Le règne de l'argent ne date pas d'hier et devance largement le capitalisme mais il y a quelque chose des premiers chrétiens détruisant les idoles dans cet acharnement contre le fétichisme destiné à nous confronter au réel dans sa transparence. On pourrait apprendre pourtant de la querelle iconoclaste que, si on ne peut se passer de signes, on peut les réduire à ce qu'ils sont : non pas la chose même, seulement sa représentation. C'est pareil pour les signes monétaires et, répétons-le, plutôt que de contester l'argent on ferait mieux de créer des monnaies locales. Refuser l'univers des signes, ce serait refuser le langage et les règles de la société à laquelle nous appartenons par la culture ainsi que le poids de la dette. Cela ne doit pas empêcher de critiquer les promesses publicitaires en particulier, sans se croire obligé de devoir promettre la vraie vie pour autant ! On a eu la chance que Lukàcs, qui a été à l'origine de la critique du fétichisme, corrige son erreur première en substituant au fétichisme des rapports humains (qu'on ne peut rêver de dépasser hors d'un cercle restreint), la critique de la réification et de la passivité du spectateur escamotant notre marge de manoeuvre dans un processus qui n'est pas figé. Dans ce cadre le fétichisme du héros révolutionnaire (ou du bouc émissaire) est dénoncé comme détaché du processus dans lequel il s'inscrit et qui l'a produit. Ce n'est pas une simple subtilité d'interprétation car il faut souligner qu'il y a une totale opposition entre la critique du fétichisme comme retour à des rapports sociaux préexistants, voire "naturels", et la critique de la réification comme processus actif en devenir. C'est la version réactionnaire, de droite, contre la version progressiste, de gauche. Reste que l'action n'est pas toute puissante et même strictement limitée à ce que le système permet, ou qu'un autre système exige. Comprendre que la loi de la valeur est au principe de l'autonomie de l'économie et de la croissance capitaliste, ne veut pas dire qu'on peut récupérer la maîtrise de l'économie mais au contraire, qu'il faut tenir compte pour l'action de la nécessité d'une boucle de rétroaction positive pour que ça marche, ni la morale, ni la contrainte n'y feront rien.

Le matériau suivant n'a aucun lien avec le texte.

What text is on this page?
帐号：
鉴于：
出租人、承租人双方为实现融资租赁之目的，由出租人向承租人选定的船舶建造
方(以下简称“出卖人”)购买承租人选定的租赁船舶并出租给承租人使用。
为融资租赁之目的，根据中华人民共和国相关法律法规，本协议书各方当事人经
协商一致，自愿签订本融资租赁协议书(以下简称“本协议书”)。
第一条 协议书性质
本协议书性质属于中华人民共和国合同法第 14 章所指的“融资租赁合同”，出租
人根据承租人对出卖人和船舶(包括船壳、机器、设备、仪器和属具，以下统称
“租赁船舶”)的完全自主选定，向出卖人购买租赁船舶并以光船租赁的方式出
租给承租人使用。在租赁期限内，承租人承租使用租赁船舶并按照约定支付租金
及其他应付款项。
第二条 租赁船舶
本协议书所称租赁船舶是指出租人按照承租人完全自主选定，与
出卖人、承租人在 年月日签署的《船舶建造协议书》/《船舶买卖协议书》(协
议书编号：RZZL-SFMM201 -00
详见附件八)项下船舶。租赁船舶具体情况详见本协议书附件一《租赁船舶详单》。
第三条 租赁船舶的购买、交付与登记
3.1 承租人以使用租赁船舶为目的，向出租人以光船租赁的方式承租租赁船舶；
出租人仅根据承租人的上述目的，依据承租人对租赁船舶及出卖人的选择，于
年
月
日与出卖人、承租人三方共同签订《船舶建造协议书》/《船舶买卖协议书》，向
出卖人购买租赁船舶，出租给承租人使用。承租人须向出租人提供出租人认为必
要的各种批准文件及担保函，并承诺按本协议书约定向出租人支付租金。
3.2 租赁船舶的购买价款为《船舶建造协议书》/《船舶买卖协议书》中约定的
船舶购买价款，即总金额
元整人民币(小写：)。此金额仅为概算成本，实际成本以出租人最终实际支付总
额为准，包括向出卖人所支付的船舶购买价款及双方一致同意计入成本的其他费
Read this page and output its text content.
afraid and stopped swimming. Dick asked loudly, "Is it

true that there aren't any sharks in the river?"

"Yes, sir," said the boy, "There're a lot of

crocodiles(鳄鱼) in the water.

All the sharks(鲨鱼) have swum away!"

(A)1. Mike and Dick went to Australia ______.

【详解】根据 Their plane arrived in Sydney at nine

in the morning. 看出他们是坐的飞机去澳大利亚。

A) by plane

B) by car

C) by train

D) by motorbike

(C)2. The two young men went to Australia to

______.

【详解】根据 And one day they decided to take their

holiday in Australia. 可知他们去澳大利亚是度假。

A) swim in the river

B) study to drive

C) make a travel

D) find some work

Le succès des théories de l'aliénation dans les classes intellectuelles n'a rien d'étonnant à notre époque qui n'est plus celle du capitalisme industriel justement. En effet, à mesure que le travail devient autonome, qu'on quitte les sociétés de discipline et le travail forcé, c'est l'aliénation qui devient manifeste, l'intériorisation des normes, ce que Boltanski réfère au réalisme du rôle social. L'entrée dans l'ère du numérique a changé toutes les données et modifié profondément le sens des questions posées par le salariat. Ce travail qui n'est plus travail de force ni travail forcé, n'est plus linéaire et ne peut donc plus se mesurer par le temps de machine. C'est ce qui mine la valeur-travail bien plus que la critique radicale mais loin de signifier la fin du travail, c'est seulement la fin du travail payé au temps salarié, remplacé par les contrats de projet et le paiement du produit, produit sur lequel il n'y a peut-être plus de plus-value (ce qui est douteux dès lors que beaucoup de produits ou services font gagner du temps), mais sur lesquels il peut y avoir du profit marchand, notamment avec l'aide du marketing. Même les logiciels libres qui préfigurent pourtant bien une production échappant à la loi de la valeur peuvent être utilisés pour générer des profits marchands. Ce n'est plus du capitalisme industriel (qui a encore de quoi faire), mais cela reste en partie au moins une production marchandisée et déterminée par la circulation (ou les flux), pouvant même créer de la valeur par l'optimisation de la distribution constituant un gain de temps de travail global. C'est pour l'instant en tout cas l'explosion d'une publicité omniprésente dans cette guerre de l'information. L'aliénation du travail peut même être renforcée par le travail autonome, de mettre en jeu la subjectivité et la valeur personnelle, renforçant l'intériorisation et la culpabilisation en même temps que la précarité et l'individualisme. On est loin de la fin de l'aliénation mais c'est à ce titre que les critiques de l'aliénation sont pertinentes (il faudra y revenir), à condition de toucher juste et de ne pas se perdre dans une vaine métaphysique ni se tromper de cible.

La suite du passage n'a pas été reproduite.